Reports from a UNICEF research found that 65% of females in the Kibera slum in Kenya, the largest urban slum in Africa, have at one point traded sex for sanitary products.

The girls are forced to have sex with older men because it is the only way they can access sanitary products due to poverty and the stigma surrounding menstruation.

(Photo: ThisisAfrica)

The research also reports that 54% of Kenyan girls still have problems accessing feminine hygiene products and 22% of schoolgirls still have to buy their own even though the Kenyan government signed a bill into law last year that says girls in public schools will receive free sanitary towels.

90,000 girls in 335 schools in Kenya now have access to safe and clean facilities because of that bill, but there’s clearly still more work to be done.
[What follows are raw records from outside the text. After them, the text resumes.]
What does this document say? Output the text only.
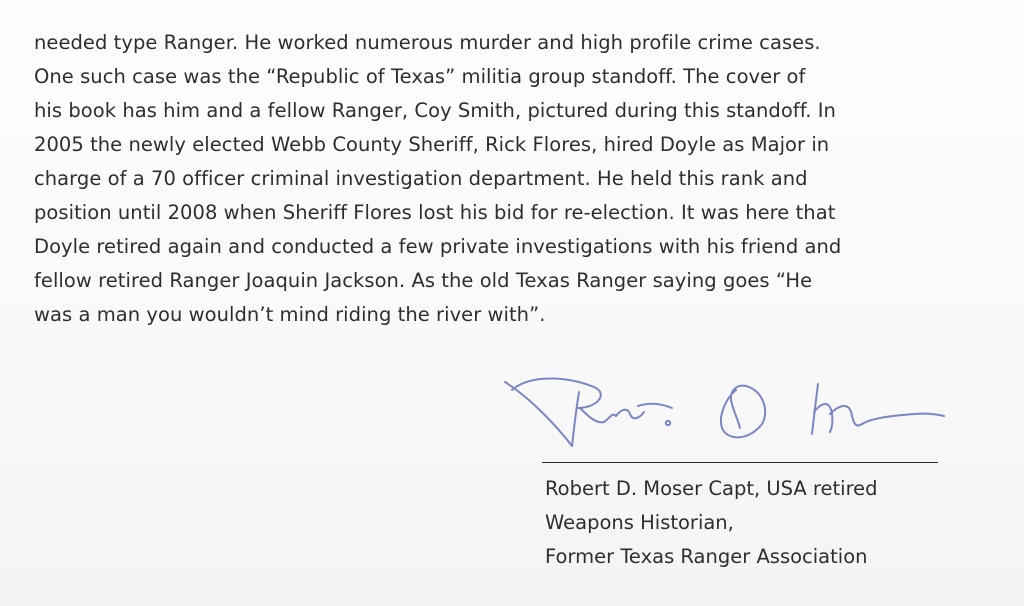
needed type Ranger. He worked numerous murder and high profile crime cases.
One such case was the “Republic of Texas” militia group standoff. The cover of
his book has him and a fellow Ranger, Coy Smith, pictured during this standoff. In
2005 the newly elected Webb County Sheriff, Rick Flores, hired Doyle as Major in
charge of a 70 officer criminal investigation department. He held this rank and
position until 2008 when Sheriff Flores lost his bid for re-election. It was here that
Doyle retired again and conducted a few private investigations with his friend and
fellow retired Ranger Joaquin Jackson. As the old Texas Ranger saying goes “He
was a man you wouldn’t mind riding the river with”.
Robert D. Moser Capt, USA retired
Weapons Historian,
Former Texas Ranger Association
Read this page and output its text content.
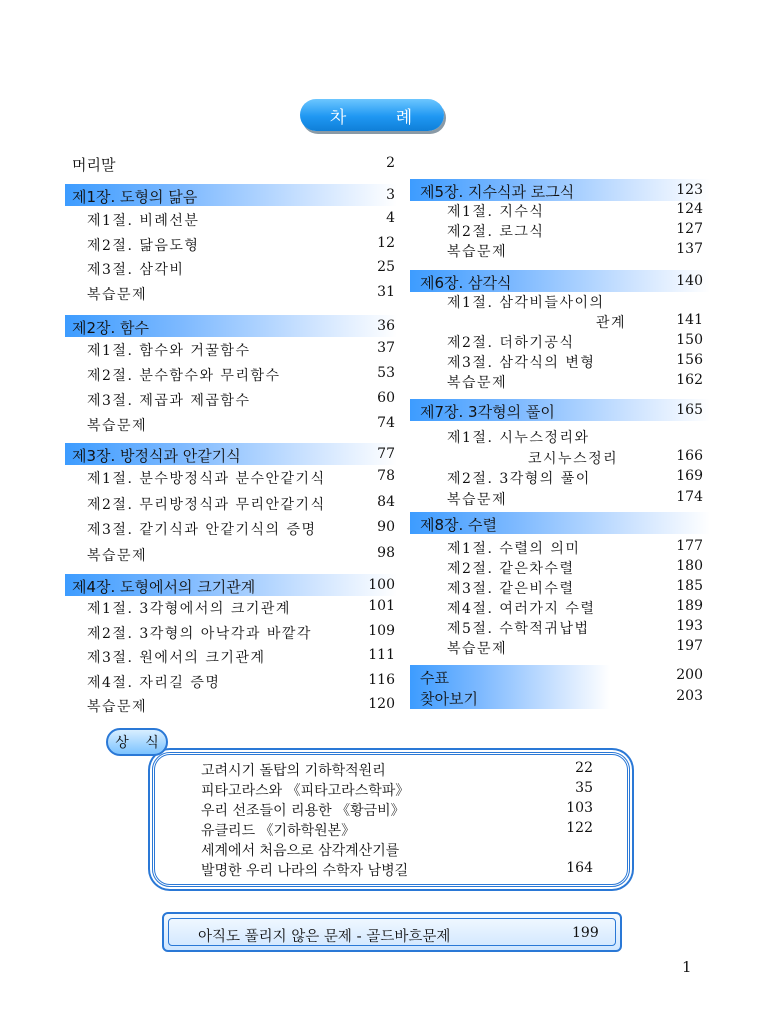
차 례
머리말	2
제1장. 도형의 닮음	3
제1절. 비례선분	4
제2절. 닮음도형	12
제3절. 삼각비	25
복습문제	31
제2장. 함수	36
제1절. 함수와 거꿀함수	37
제2절. 분수함수와 무리함수	53
제3절. 제곱과 제곱함수	60
복습문제	74
제3장. 방정식과 안같기식	77
제1절. 분수방정식과 분수안같기식	78
제2절. 무리방정식과 무리안같기식	84
제3절. 같기식과 안같기식의 증명	90
복습문제	98
제4장. 도형에서의 크기관계	100
제1절. 3각형에서의 크기관계	101
제2절. 3각형의 아낙각과 바깥각	109
제3절. 원에서의 크기관계	111
제4절. 자리길 증명	116
복습문제	120
제5장. 지수식과 로그식	123
제1절. 지수식	124
제2절. 로그식	127
복습문제	137
제6장. 삼각식	140
제1절. 삼각비들사이의
관계	141
제2절. 더하기공식	150
제3절. 삼각식의 변형	156
복습문제	162
제7장. 3각형의 풀이	165
제1절. 시누스정리와
코시누스정리	166
제2절. 3각형의 풀이	169
복습문제	174
제8장. 수렬
제1절. 수렬의 의미	177
제2절. 같은차수렬	180
제3절. 같은비수렬	185
제4절. 여러가지 수렬	189
제5절. 수학적귀납법	193
복습문제	197
수표	200
찾아보기	203
상 식
고려시기 돌탑의 기하학적원리	22
피타고라스와 《피타고라스학파》	35
우리 선조들이 리용한 《황금비》	103
유클리드 《기하학원본》	122
세계에서 처음으로 삼각계산기를
발명한 우리 나라의 수학자 남병길	164
아직도 풀리지 않은 문제 - 골드바흐문제	199
1
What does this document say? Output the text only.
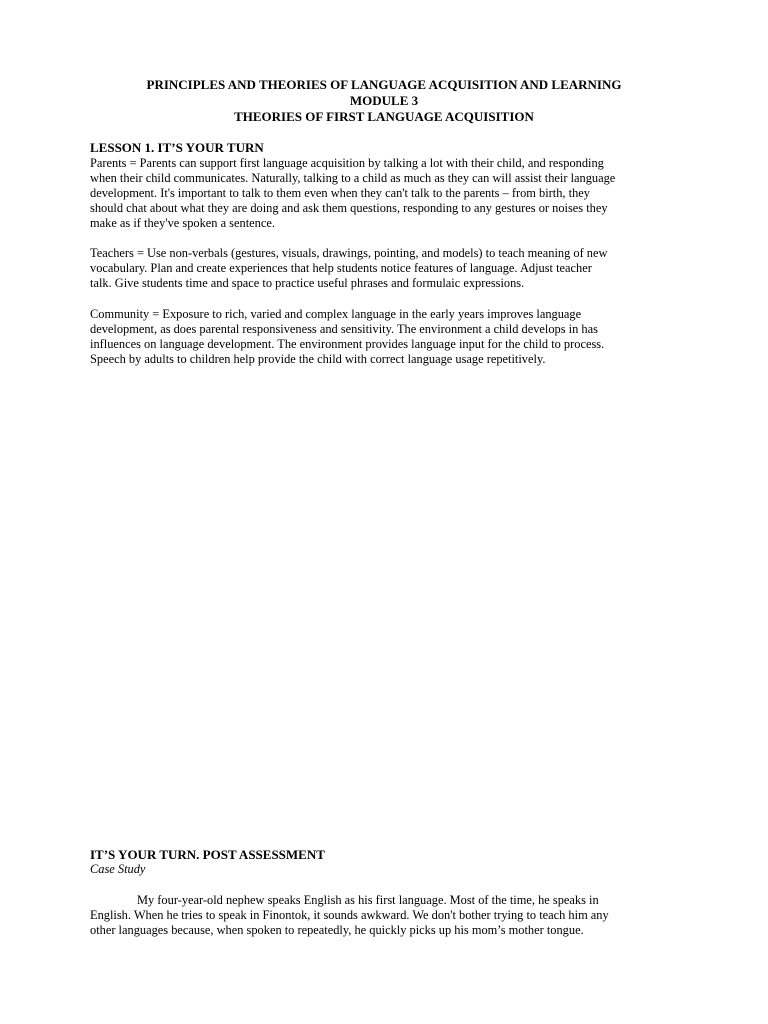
PRINCIPLES AND THEORIES OF LANGUAGE ACQUISITION AND LEARNING
MODULE 3
THEORIES OF FIRST LANGUAGE ACQUISITION
LESSON 1. IT’S YOUR TURN
Parents = Parents can support first language acquisition by talking a lot with their child, and responding
when their child communicates. Naturally, talking to a child as much as they can will assist their language
development. It's important to talk to them even when they can't talk to the parents – from birth, they
should chat about what they are doing and ask them questions, responding to any gestures or noises they
make as if they've spoken a sentence.
Teachers = Use non-verbals (gestures, visuals, drawings, pointing, and models) to teach meaning of new
vocabulary. Plan and create experiences that help students notice features of language. Adjust teacher
talk. Give students time and space to practice useful phrases and formulaic expressions.
Community = Exposure to rich, varied and complex language in the early years improves language
development, as does parental responsiveness and sensitivity. The environment a child develops in has
influences on language development. The environment provides language input for the child to process.
Speech by adults to children help provide the child with correct language usage repetitively.
IT’S YOUR TURN. POST ASSESSMENT
Case Study
My four-year-old nephew speaks English as his first language. Most of the time, he speaks in
English. When he tries to speak in Finontok, it sounds awkward. We don't bother trying to teach him any
other languages because, when spoken to repeatedly, he quickly picks up his mom’s mother tongue.
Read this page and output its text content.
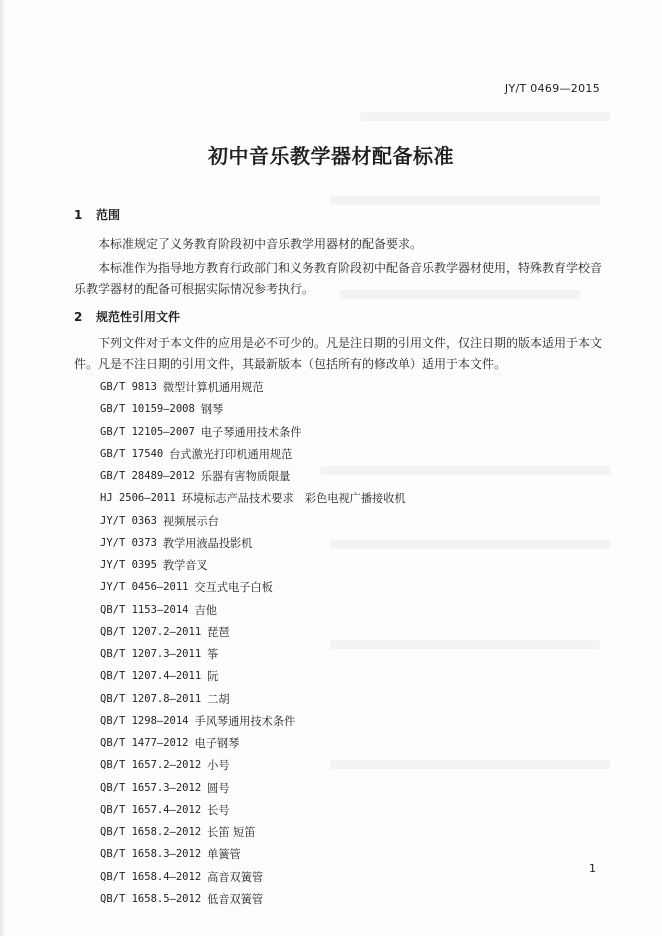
JY/T 0469—2015
初中音乐教学器材配备标准
1 范围

本标准规定了义务教育阶段初中音乐教学用器材的配备要求。

本标准作为指导地方教育行政部门和义务教育阶段初中配备音乐教学器材使用，特殊教育学校音乐教学器材的配备可根据实际情况参考执行。

2 规范性引用文件

下列文件对于本文件的应用是必不可少的。凡是注日期的引用文件，仅注日期的版本适用于本文件。凡是不注日期的引用文件，其最新版本（包括所有的修改单）适用于本文件。

GB/T 9813 微型计算机通用规范
GB/T 10159—2008 钢琴
GB/T 12105—2007 电子琴通用技术条件
GB/T 17540 台式激光打印机通用规范
GB/T 28489—2012 乐器有害物质限量
HJ 2506—2011 环境标志产品技术要求　彩色电视广播接收机
JY/T 0363 视频展示台
JY/T 0373 教学用液晶投影机
JY/T 0395 教学音叉
JY/T 0456—2011 交互式电子白板
QB/T 1153—2014 吉他
QB/T 1207.2—2011 琵琶
QB/T 1207.3—2011 筝
QB/T 1207.4—2011 阮
QB/T 1207.8—2011 二胡
QB/T 1298—2014 手风琴通用技术条件
QB/T 1477—2012 电子钢琴
QB/T 1657.2—2012 小号
QB/T 1657.3—2012 圆号
QB/T 1657.4—2012 长号
QB/T 1658.2—2012 长笛 短笛
QB/T 1658.3—2012 单簧管
QB/T 1658.4—2012 高音双簧管
QB/T 1658.5—2012 低音双簧管
1
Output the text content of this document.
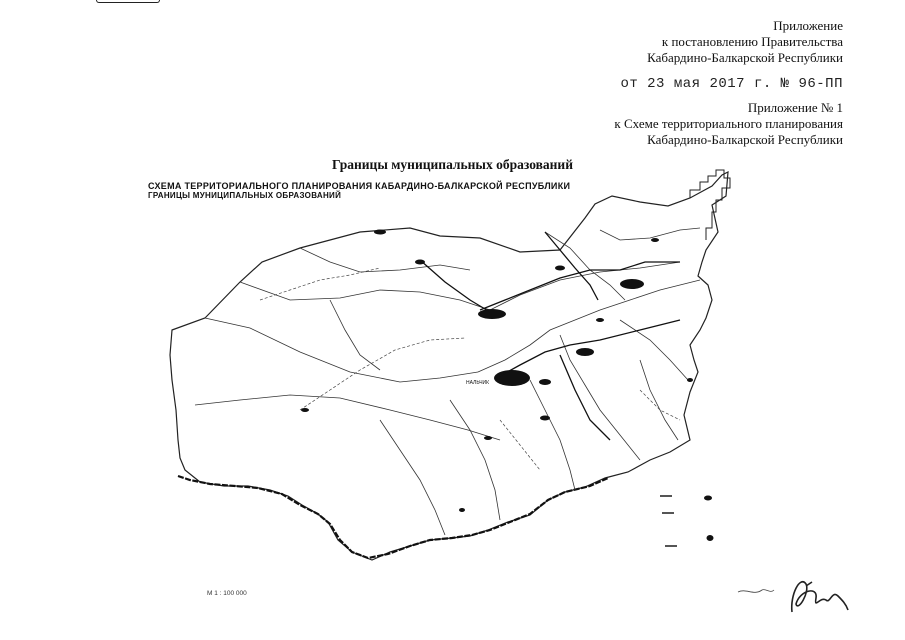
Приложение
к постановлению Правительства
Кабардино-Балкарской Республики
от 23 мая 2017 г. № 96-ПП
Приложение № 1
к Схеме территориального планирования
Кабардино-Балкарской Республики
Границы муниципальных образований
СХЕМА ТЕРРИТОРИАЛЬНОГО ПЛАНИРОВАНИЯ КАБАРДИНО-БАЛКАРСКОЙ РЕСПУБЛИКИ
ГРАНИЦЫ МУНИЦИПАЛЬНЫХ ОБРАЗОВАНИЙ
НАЛЬЧИК
М 1 : 100 000
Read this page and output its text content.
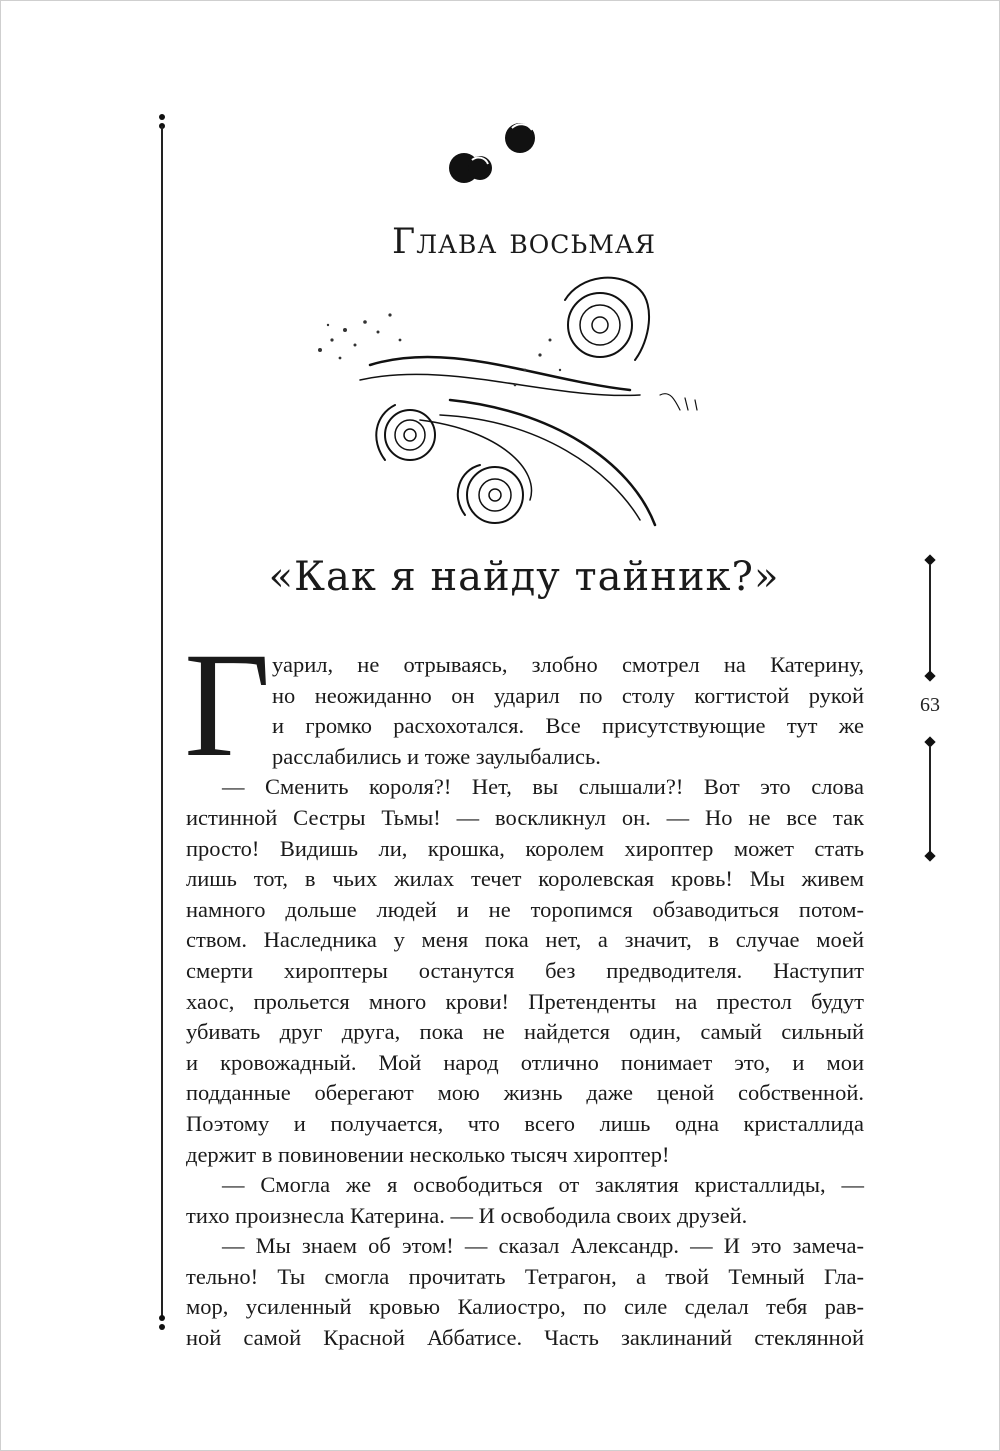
Глава восьмая
«Как я найду тайник?»
63
Г уарил, не отрываясь, злобно смотрел на Катерину,
но неожиданно он ударил по столу когтистой рукой
и громко расхохотался. Все присутствующие тут же
расслабились и тоже заулыбались.
— Сменить короля?! Нет, вы слышали?! Вот это слова
истинной Сестры Тьмы! — воскликнул он. — Но не все так
просто! Видишь ли, крошка, королем хироптер может стать
лишь тот, в чьих жилах течет королевская кровь! Мы живем
намного дольше людей и не торопимся обзаводиться потом-
ством. Наследника у меня пока нет, а значит, в случае моей
смерти хироптеры останутся без предводителя. Наступит
хаос, прольется много крови! Претенденты на престол будут
убивать друг друга, пока не найдется один, самый сильный
и кровожадный. Мой народ отлично понимает это, и мои
подданные оберегают мою жизнь даже ценой собственной.
Поэтому и получается, что всего лишь одна кристаллида
держит в повиновении несколько тысяч хироптер!
— Смогла же я освободиться от заклятия кристаллиды, —
тихо произнесла Катерина. — И освободила своих друзей.
— Мы знаем об этом! — сказал Александр. — И это замеча-
тельно! Ты смогла прочитать Тетрагон, а твой Темный Гла-
мор, усиленный кровью Калиостро, по силе сделал тебя рав-
ной самой Красной Аббатисе. Часть заклинаний стеклянной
Andrew Trevett, UNICEF Kenya chief of Water, Sanitation and Hygiene, hypothesizes two reasons why girls have to trade sex for sanitary products:

“One obvious reason is poverty – girls and women don’t have the financial means to buy sanitary products. But there is also the issue of supply.

Transactional sex for sanitary items happens because the items are not available in girl’s villages.

In the countryside, girls are faced with no transport and can’t afford a bus fare. In some remote villages, there are no roads and there isn’t a bus service.”

UNICEF found that 7% of women use old cloths, chicken feathers, mud and newspapers in the place of pads or tampons — while some dig a hole in the ground and sit there for days till their period passes.

UNICEF also found that only 50% of girls felt they could openly discuss menstruation at home.